The new piece proved to be a rather broadly stressed burlesque of the type of
picture drama that has done so much to endear the personality of Edgar Wayne
to his public. It was accorded a hearty reception. There was nothing to which it
might be compared save the company's previous Hearts on Fire, and it seemed
to be felt that the present offering had surpassed even that masterpiece of satire.
The Gills, above referred to, watched the unwinding celluloid with vastly different
emotions. Mrs. Gill was hearty in her enjoyment, as has been indicated. Her
husband, superficially, was not displeased. But beneath that surface of calm
approval--beneath even the look of bored indifference he now and then
managed--there still ran a complication of emotions, not the least of which was
honest bewilderment. People laughed, so it must be funny. And it was good to be
known as an artist of worth, even if the effects of your art were unintended.

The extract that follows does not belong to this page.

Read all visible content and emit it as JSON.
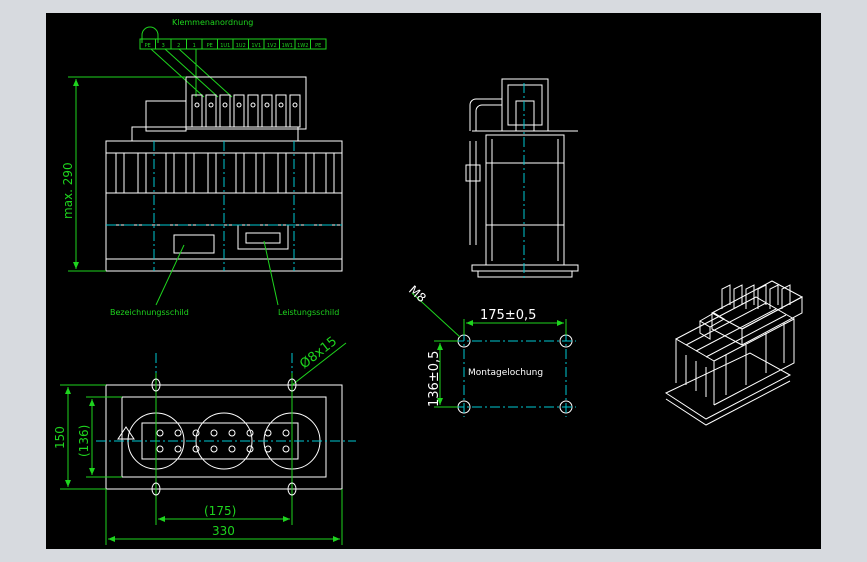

It was no shock to him to learn now that the mechanical appliance in his screen-
mother's kitchen was a still, and that the grape juice the honest country boy
purveyed to the rich New Yorker had been improved in rank defiance of a
constitutional amendment. And even during the filming of the piece he had
suspected that the little sister, so engagingly played by the present Mrs. Gill, was
being too bold. With slight surprise, therefore, as the drama unfolded, he saw
that she had in the most brazen manner invited the attentions of the city villains.
She had, in truth, been only too eager to be lured to the great city with all its
pitfalls, and had bidden the old home farewell in her simple country way while
each of the villains in turn had awaited her in his motor-car. What Merton had not
been privileged to watch were the later developments of this villainy. For just
beyond the little hamlet at a lonely spot in the road each of the motor-cars had
been stopped by a cross-eyed gentleman looking much like the clerk in the hotel,
save that he was profusely bewhiskered and bore side-arms in a menacing
fashion.
Declaring that no scoundrel could take his little daughter from him, he deprived
the villains of their valuables, so that for a time at least they should not bring
other unsuspecting girls to grief. As a further precaution he compelled them to
abandon their motor-cars, in which he drove off with the rescued daughter. He
was later seen to sell the cars at a wayside garage, and, after dividing their spoils
with his daughter, to hail a suburban trolley upon which they both returned to the
home nest, where the little girl would again languish at the gate, a prey to any
designing city man who might pass.
She seemed so defenceless in her wild-rose beauty, her longing for pretty
clothes and city ways, and yet so capably pro by this opportune father who
appeared to foresee the moment of her flights.